Murió Ricardo “Chiqui” Pereyra, la voz emblemática del tango argentino
La triste noticia fue comunicada por su hija Paula a través de un posteo en redes sociales. El artista estaba internado desde los primeros días de diciembre luego de sufrir un accidente en su hogar al caerse de una escalera
El domingo amaneció con una sombra inesperada sobre la escena musical argentina: Ricardo Chiqui Pereyra, el icónico cantante de tangos, falleció tras una larga agonía que mantuvo en vilo a su familia y a todo el mundo del espectáculo. La noticia, tan dolorosa como inevitable, llegó a través de las palabras de su hija, Paula, en un mensaje publicado en Facebook durante la madrugada. “Sabiendo que ya muchos se enteraron, con todo el dolor del mundo debo comunicarles el fallecimiento de El Chiqui. El milagro que no llegó, el pronóstico que era predecible pero aun así no perdíamos la fe”, confió, dejando entrever la tristeza que la embarga.
El eco de ese mensaje, tan humano y directo, fue inmediato: “Agradecemos los mensajes y el apoyo, pero también pedimos paciencia porque no tenemos capacidad para estar respondiendo todos los mensajitos que llegan… gracias por el amor y apoyo… se irá informando a medida que haya algo relevante”. Cada palabra resonó entre familiares y amigos; cada silencio decía más que cualquier parte médico.
La espera fue larga y angustiante. El lunes 8 de diciembre la familia comunicó que el artista había sido intervenido quirúrgicamente y que había superado la cirugía, aunque el pronóstico seguía siendo reservado. El alivio fue apenas un suspiro antes de que la preocupación volviera a instalarse. “Ahora las horas irán variando de información según la evolución. El pronóstico sigue siendo reservado”, informaron, conscientes de que, en esos momentos, la vida se mide en partes de hospital y en la fe de quienes esperan.

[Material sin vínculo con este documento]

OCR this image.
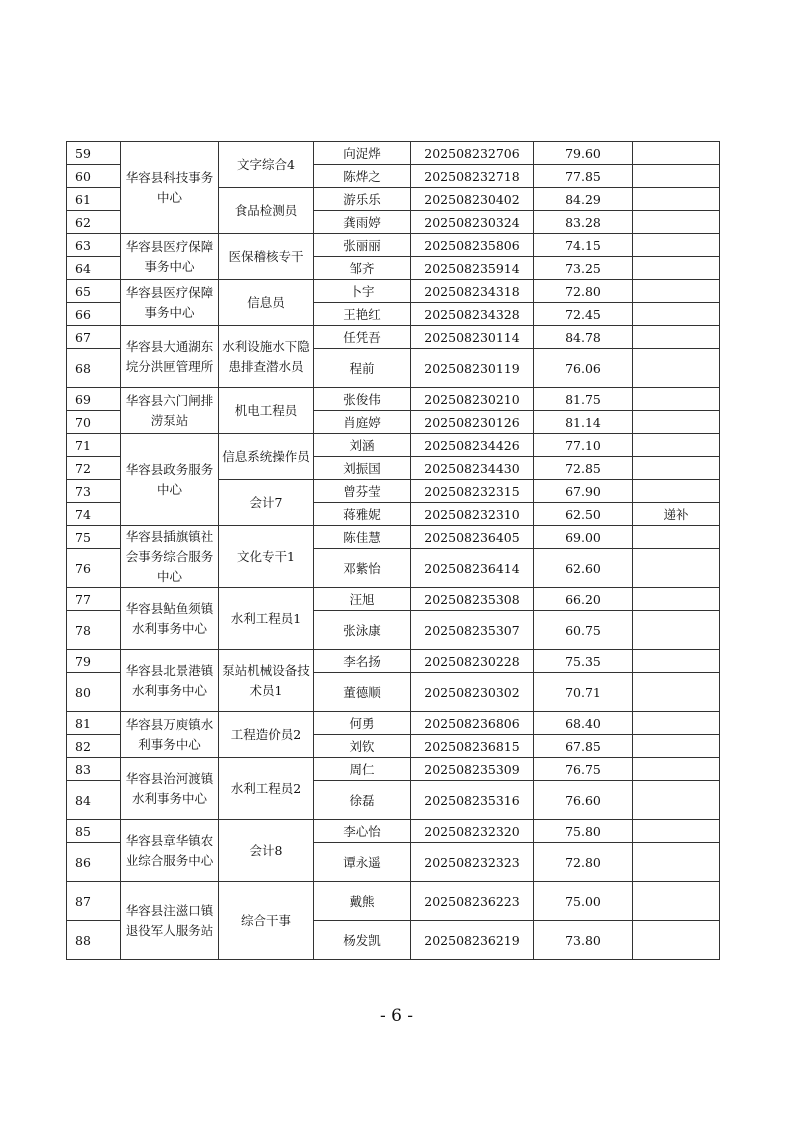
59	华容县科技事务中心	文字综合4	向浞烨	202508232706	79.60	
60			陈烨之	202508232718	77.85	
61		食品检测员	游乐乐	202508230402	84.29	
62			龚雨婷	202508230324	83.28	
63	华容县医疗保障事务中心	医保稽核专干	张丽丽	202508235806	74.15	
64			邹齐	202508235914	73.25	
65	华容县医疗保障事务中心	信息员	卜宇	202508234318	72.80	
66			王艳红	202508234328	72.45	
67	华容县大通湖东垸分洪匣管理所	水利设施水下隐患排查潜水员	任凭吾	202508230114	84.78	
68			程前	202508230119	76.06	
69	华容县六门闸排涝泵站	机电工程员	张俊伟	202508230210	81.75	
70			肖庭婷	202508230126	81.14	
71	华容县政务服务中心	信息系统操作员	刘涵	202508234426	77.10	
72			刘振国	202508234430	72.85	
73		会计7	曾芬莹	202508232315	67.90	
74			蒋雅妮	202508232310	62.50	递补
75	华容县插旗镇社会事务综合服务中心	文化专干1	陈佳慧	202508236405	69.00	
76			邓紫怡	202508236414	62.60	
77	华容县鲇鱼须镇水利事务中心	水利工程员1	汪旭	202508235308	66.20	
78			张泳康	202508235307	60.75	
79	华容县北景港镇水利事务中心	泵站机械设备技术员1	李名扬	202508230228	75.35	
80			董德顺	202508230302	70.71	
81	华容县万庾镇水利事务中心	工程造价员2	何勇	202508236806	68.40	
82			刘钦	202508236815	67.85	
83	华容县治河渡镇水利事务中心	水利工程员2	周仁	202508235309	76.75	
84			徐磊	202508235316	76.60	
85	华容县章华镇农业综合服务中心	会计8	李心怡	202508232320	75.80	
86			谭永遥	202508232323	72.80	
87	华容县注滋口镇退役军人服务站	综合干事	戴熊	202508236223	75.00	
88			杨发凯	202508236219	73.80	
- 6 -
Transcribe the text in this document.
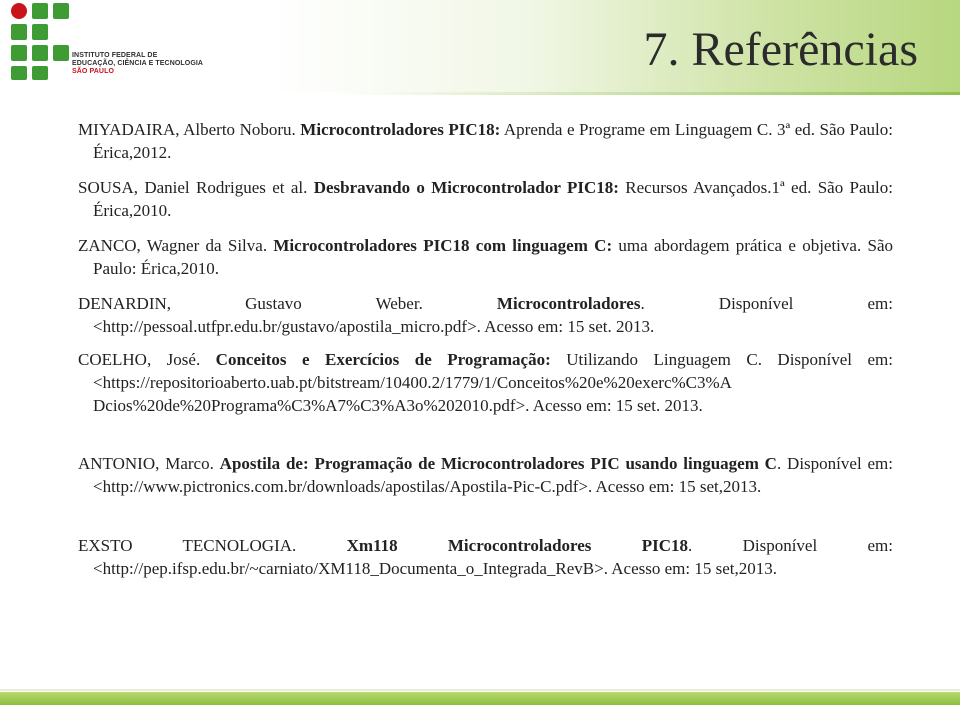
INSTITUTO FEDERAL DE
EDUCAÇÃO, CIÊNCIA E TECNOLOGIA
SÃO PAULO	7. Referências

MIYADAIRA, Alberto Noboru. Microcontroladores PIC18: Aprenda e Programe em Linguagem C. 3ª ed. São Paulo: Érica,2012.

SOUSA, Daniel Rodrigues et al. Desbravando o Microcontrolador PIC18: Recursos Avançados.1ª ed. São Paulo: Érica,2010.

ZANCO, Wagner da Silva. Microcontroladores PIC18 com linguagem C: uma abordagem prática e objetiva. São Paulo: Érica,2010.

DENARDIN, Gustavo Weber. Microcontroladores. Disponível em: <http://pessoal.utfpr.edu.br/gustavo/apostila_micro.pdf>. Acesso em: 15 set. 2013.

COELHO, José. Conceitos e Exercícios de Programação: Utilizando Linguagem C. Disponível em: <https://repositorioaberto.uab.pt/bitstream/10400.2/1779/1/Conceitos%20e%20exerc%C3%A Dcios%20de%20Programa%C3%A7%C3%A3o%202010.pdf>. Acesso em: 15 set. 2013.

ANTONIO, Marco. Apostila de: Programação de Microcontroladores PIC usando linguagem C. Disponível em: <http://www.pictronics.com.br/downloads/apostilas/Apostila-Pic-C.pdf>. Acesso em: 15 set,2013.

EXSTO TECNOLOGIA. Xm118 Microcontroladores PIC18. Disponível em: <http://pep.ifsp.edu.br/~carniato/XM118_Documenta_o_Integrada_RevB>. Acesso em: 15 set,2013.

La comunidad tanguera, y con ella buena parte de la cultura nacional, se unió en un mismo deseo. “Agradecemos infinitamente el apoyo de todos y pedimos por favor sepan entender la poca comunicación, pero no hay mucho que decir, solo esperar y confiar en Dios, el universo y toda la buena energía de ustedes. Seguimos pidiendo por él. Gracias”, suplicaron sus seres queridos, abrumados por la ola de afecto.

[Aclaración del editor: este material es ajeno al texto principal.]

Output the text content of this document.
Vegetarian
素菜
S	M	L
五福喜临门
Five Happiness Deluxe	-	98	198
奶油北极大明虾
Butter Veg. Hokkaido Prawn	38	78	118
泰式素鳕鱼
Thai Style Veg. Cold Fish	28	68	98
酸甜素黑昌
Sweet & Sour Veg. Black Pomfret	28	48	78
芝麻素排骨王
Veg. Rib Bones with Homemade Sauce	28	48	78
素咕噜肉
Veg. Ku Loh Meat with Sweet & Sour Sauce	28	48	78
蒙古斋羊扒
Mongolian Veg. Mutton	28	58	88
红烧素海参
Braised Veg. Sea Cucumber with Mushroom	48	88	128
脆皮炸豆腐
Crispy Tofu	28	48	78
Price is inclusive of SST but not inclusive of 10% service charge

Ricardo Chiqui Pereyra había nacido el 26 de junio de 1951 en General Roca, Río Negro. Desde pequeño, el arte fue su refugio y su lenguaje. Los primeros pasos los dio en los grupos de folklore de su ciudad natal. Allí, entre ensayos y sueños, empezó a forjarse la voz que, años más tarde, conquistaría al público argentino.

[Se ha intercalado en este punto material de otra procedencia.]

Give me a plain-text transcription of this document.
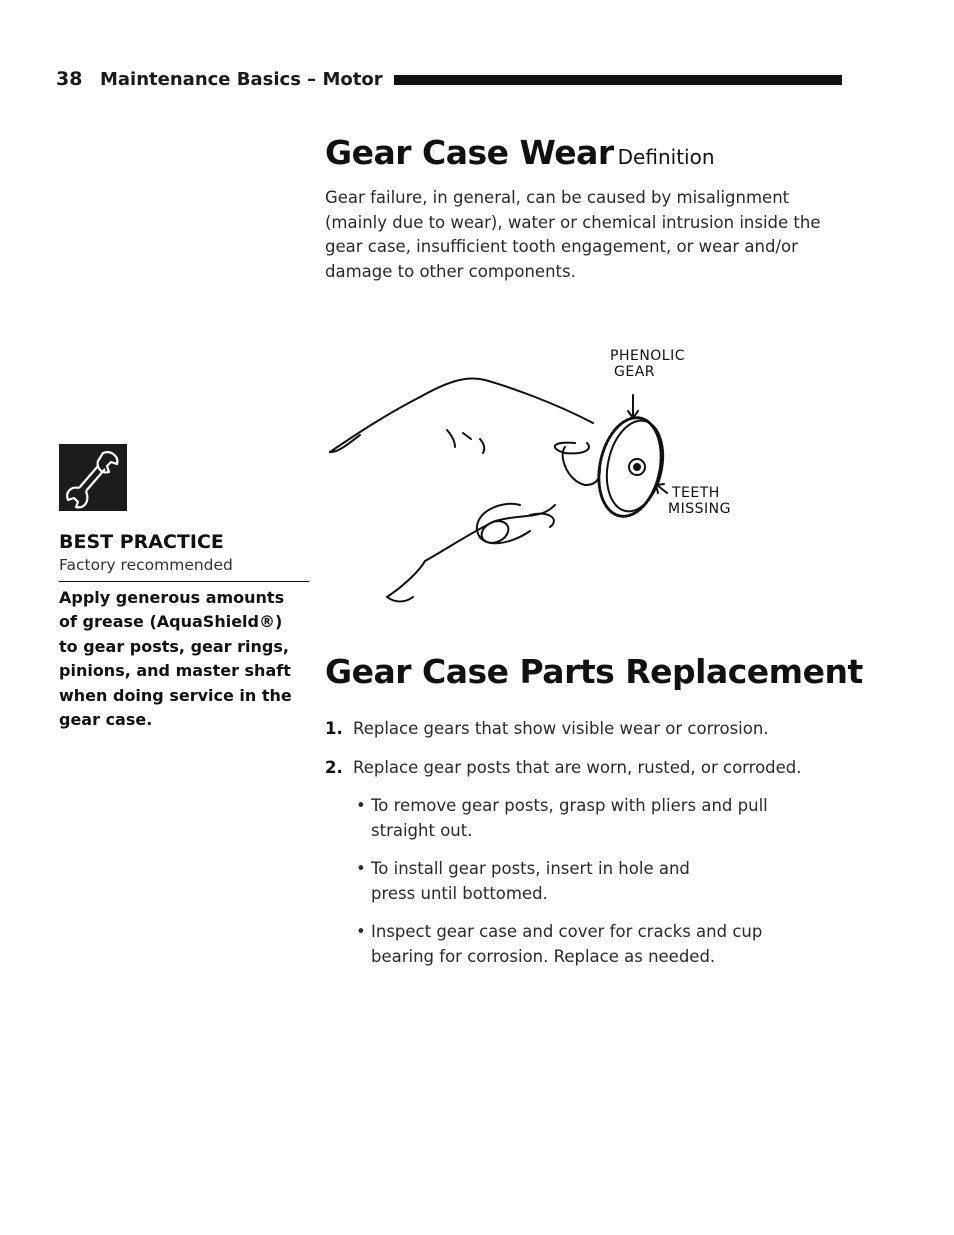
38 Maintenance Basics – Motor
Gear Case Wear Definition
Gear failure, in general, can be caused by misalignment (mainly due to wear), water or chemical intrusion inside the gear case, insufficient tooth engagement, or wear and/or damage to other components.
PHENOLIC
GEAR
TEETH
MISSING
BEST PRACTICE
Factory recommended
Apply generous amounts of grease (AquaShield®) to gear posts, gear rings, pinions, and master shaft when doing service in the gear case.
Gear Case Parts Replacement
1. Replace gears that show visible wear or corrosion.
2. Replace gear posts that are worn, rusted, or corroded.
• To remove gear posts, grasp with pliers and pull straight out.
• To install gear posts, insert in hole and press until bottomed.
• Inspect gear case and cover for cracks and cup bearing for corrosion. Replace as needed.
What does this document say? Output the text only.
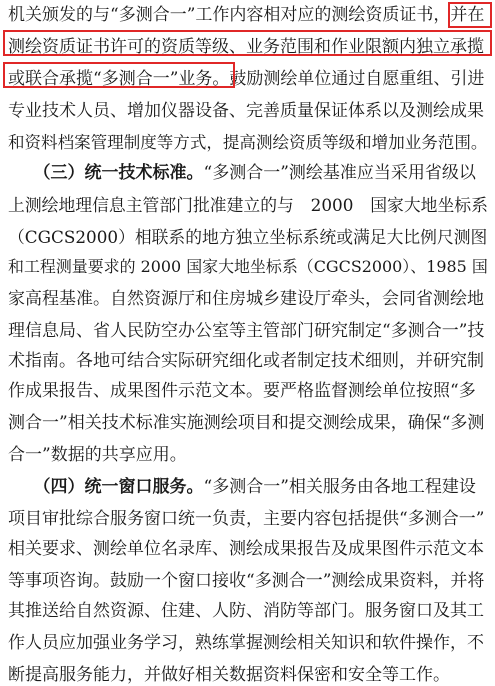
机关颁发的与“多测合一”工作内容相对应的测绘资质证书，并在
测绘资质证书许可的资质等级、业务范围和作业限额内独立承揽
或联合承揽“多测合一”业务。鼓励测绘单位通过自愿重组、引进
专业技术人员、增加仪器设备、完善质量保证体系以及测绘成果
和资料档案管理制度等方式，提高测绘资质等级和增加业务范围。
　　（三）统一技术标准。“多测合一”测绘基准应当采用省级以
上测绘地理信息主管部门批准建立的与　2000　国家大地坐标系
（CGCS2000）相联系的地方独立坐标系统或满足大比例尺测图
和工程测量要求的 2000 国家大地坐标系（CGCS2000）、1985 国
家高程基准。自然资源厅和住房城乡建设厅牵头，会同省测绘地
理信息局、省人民防空办公室等主管部门研究制定“多测合一”技
术指南。各地可结合实际研究细化或者制定技术细则，并研究制
作成果报告、成果图件示范文本。要严格监督测绘单位按照“多
测合一”相关技术标准实施测绘项目和提交测绘成果，确保“多测
合一”数据的共享应用。
　　（四）统一窗口服务。“多测合一”相关服务由各地工程建设
项目审批综合服务窗口统一负责，主要内容包括提供“多测合一”
相关要求、测绘单位名录库、测绘成果报告及成果图件示范文本
等事项咨询。鼓励一个窗口接收“多测合一”测绘成果资料，并将
其推送给自然资源、住建、人防、消防等部门。服务窗口及其工
作人员应加强业务学习，熟练掌握测绘相关知识和软件操作，不
断提高服务能力，并做好相关数据资料保密和安全等工作。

La vida del artista cambió para siempre en 1978. En General Roca, una selección de nuevas voces lo llevó directamente a la televisión. Con 27 años llegó a Buenos Aires, la ciudad que sería testigo de sus mayores triunfos, para participar en el mítico programa Grandes Valores del Tango. Los directivos del canal, sorprendidos por su talento, tomaron una decisión inusual: lo retiraron de la competencia y le dieron un lugar como profesional. Desde ese momento, Chiqui Pereyra integró el elenco estable del programa hasta 1992.